Ho approfittato di un appuntamento negli studi Mediaset del Palatino per passare un’ora a Villa Celimontana. Mentre percorrevo via di San Paolo della Croce, pochi metri prima della piazza in cui sorge la basilica dei Santi Giovanni e Paolo, ho adocchiato una scritta su un muro. Diceva: “Dio ti benedica cara Italia”. Le scritte sui muri hanno una voce. In genere è una voce rabbiosa, o irridente, o innamorata. È raro che una scritta sul muro abbia una voce benedicente. Sono entrato nel giardino della villa in cerca di una panchina all’ombra. Dall’alto incombeva un frastuono di cicale e uccellini, frotte di pappagalli tropicali strepitavano tra i rami. Un venditore di pubblicazioni religiose ha tentato di vendermi un libro sulla pace, ma io ho rifiutato la sua offerta di pace perché preferivo restarmene in guerra all’ombra dei cedri. Ma non sono riuscito comunque a godermi né la pace né la guerra, perché un ragazzo in calzoncini e maglietta ha iniziato a fare su e giù davanti a me, ripetendo a voce alta, compulsivamente, una lezione di diritto internazionale.

 

Da quando ho potato gli alberi sul confine del mio giardino vedo spesso la faccia del vicino. Prima non avevo mai incontrato il vicino. Il muro eretto dai cinque laurocerasi mi rendeva impossibile sapere chi fosse. A dire la verità non sono il tipo che si interessa ai vicini, tendo a dimenticare perfino di avere dei vicini. Adesso la nuova configurazione del mio giardino mi impedisce invece di dimenticare che ho un vicino. Col vicino abbiamo perfino scambiato qualche parola. Gli ho chiesto scusa perché un ramo appena potato era finito nel suo giardino, era finito dritto su un vaso, rompendo il vaso. Non si è mostrato particolarmente addolorato per la perdita del vaso, si è però mostrato interessato alla potatura dei laurocerasi, tanto da chiedermi se potevo fare un salto nel suo giardino per dare un’occhiata al muro di confine, non il confine che separa il suo giardino dal mio, bensì l’altro confine. Sull’altro confine possiede due o tre alberelli che stanno crescendo, a suo dire, in maniera preoccupante. Ma non sapeva che tipo di alberi fossero. Allora mi ha chiesto di dare un’occhiata. “La vedo sicuramente più esperto di me”, ha detto. Gli alberi erano laurocerasi, in tutto e per tutto uguali ai miei. Sono stato fortunato, così ho fatto la figura di chi la sa effettivamente lunga in fatto di piante. Gli ho consigliato di potare i laurocerasi prima che diventino alti come lo erano i miei, gli ho suggerito di potarli in modo da farne una siepe di confine simile a quella che ho realizzato io.

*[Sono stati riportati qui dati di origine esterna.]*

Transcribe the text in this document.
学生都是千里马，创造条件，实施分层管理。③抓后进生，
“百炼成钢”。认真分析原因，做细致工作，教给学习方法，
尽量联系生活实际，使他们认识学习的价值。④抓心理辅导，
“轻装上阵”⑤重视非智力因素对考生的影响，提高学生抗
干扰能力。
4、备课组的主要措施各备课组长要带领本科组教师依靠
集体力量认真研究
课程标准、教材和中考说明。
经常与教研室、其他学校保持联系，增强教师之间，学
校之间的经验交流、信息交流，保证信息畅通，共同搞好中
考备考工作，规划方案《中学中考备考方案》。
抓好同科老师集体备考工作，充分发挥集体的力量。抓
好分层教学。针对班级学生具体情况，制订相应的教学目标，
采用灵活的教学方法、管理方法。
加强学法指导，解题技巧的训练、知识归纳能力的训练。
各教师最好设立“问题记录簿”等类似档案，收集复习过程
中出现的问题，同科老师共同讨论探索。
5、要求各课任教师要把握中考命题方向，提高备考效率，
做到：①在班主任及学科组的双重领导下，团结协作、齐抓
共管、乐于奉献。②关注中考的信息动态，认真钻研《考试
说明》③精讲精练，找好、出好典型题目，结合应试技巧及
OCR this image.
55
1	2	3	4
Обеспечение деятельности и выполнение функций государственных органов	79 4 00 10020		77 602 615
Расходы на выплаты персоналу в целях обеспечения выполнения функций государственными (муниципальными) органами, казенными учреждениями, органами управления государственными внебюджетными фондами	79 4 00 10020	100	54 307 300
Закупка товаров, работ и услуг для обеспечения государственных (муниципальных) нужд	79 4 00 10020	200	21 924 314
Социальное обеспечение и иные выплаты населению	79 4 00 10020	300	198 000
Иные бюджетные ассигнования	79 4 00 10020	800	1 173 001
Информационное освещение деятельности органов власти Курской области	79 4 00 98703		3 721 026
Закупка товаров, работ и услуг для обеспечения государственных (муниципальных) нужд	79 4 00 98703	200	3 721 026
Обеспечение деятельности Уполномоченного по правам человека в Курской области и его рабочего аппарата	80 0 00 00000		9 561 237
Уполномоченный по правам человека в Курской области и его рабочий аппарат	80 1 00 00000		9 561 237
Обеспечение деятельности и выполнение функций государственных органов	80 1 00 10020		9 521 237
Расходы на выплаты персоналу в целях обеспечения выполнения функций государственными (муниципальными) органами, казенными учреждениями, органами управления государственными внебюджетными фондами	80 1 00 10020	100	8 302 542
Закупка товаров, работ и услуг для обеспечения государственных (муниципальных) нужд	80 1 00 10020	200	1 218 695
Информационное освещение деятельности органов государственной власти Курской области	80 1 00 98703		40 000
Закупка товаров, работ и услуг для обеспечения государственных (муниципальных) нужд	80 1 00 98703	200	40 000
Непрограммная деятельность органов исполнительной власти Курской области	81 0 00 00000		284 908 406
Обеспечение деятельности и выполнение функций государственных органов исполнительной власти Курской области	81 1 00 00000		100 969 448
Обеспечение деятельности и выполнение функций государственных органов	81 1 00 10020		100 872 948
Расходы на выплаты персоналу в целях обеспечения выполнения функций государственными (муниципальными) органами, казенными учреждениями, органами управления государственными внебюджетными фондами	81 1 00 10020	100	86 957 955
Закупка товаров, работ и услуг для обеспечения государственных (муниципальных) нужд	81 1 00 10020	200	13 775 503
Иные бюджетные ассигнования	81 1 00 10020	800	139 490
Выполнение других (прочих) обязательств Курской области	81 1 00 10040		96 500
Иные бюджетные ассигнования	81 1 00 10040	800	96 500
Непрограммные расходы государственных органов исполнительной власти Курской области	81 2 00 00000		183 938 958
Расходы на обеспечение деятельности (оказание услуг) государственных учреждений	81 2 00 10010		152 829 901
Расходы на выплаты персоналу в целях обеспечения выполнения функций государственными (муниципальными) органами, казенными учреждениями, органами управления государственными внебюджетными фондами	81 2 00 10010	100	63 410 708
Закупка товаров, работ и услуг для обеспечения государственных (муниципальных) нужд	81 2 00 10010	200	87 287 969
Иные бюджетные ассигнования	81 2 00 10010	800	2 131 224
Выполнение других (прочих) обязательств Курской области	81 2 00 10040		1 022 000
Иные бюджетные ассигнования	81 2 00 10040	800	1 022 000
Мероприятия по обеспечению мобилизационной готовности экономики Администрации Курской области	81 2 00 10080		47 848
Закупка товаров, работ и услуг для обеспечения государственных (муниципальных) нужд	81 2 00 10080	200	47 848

A quel punto mi ha chiesto: “Quanto può costare un lavoro del genere?”. Ho risposto che non ne avevo idea. Al che ha fatto un’espressione sorpresa.

 

 

Mi ha lasciato intendere che credeva che fossi un giardiniere. A quel punto la nostra conversazione si è interrotta, senza che si risolvesse a chiedermi in realtà che mestiere facessi, ossia chi fossi, perché il mestiere in questo mondo determina sempre l’identità delle persone, e non si può essere qualcosa di diverso dal proprio mestiere, perché se per caso si è qualcosa di diverso dal proprio mestiere, gli altri individui ne resteranno disorientati. A lui interessava che fossi un giardiniere. Ma la scoperta repentina che in realtà non sono un giardiniere aveva risolto in un istante il problema della mia utilità. Non c’era altro in me che potesse suscitargli un qualche interesse. Avrei potuto essere un angelo, o un genio della lampada, e per lui non sarebbe stato abbastanza apprezzabile né degno di attenzione. Ai suoi occhi allora sono tornato a essere non una persona, ma il vuoto che inghiotte una persona. È incredibile il poco che siamo.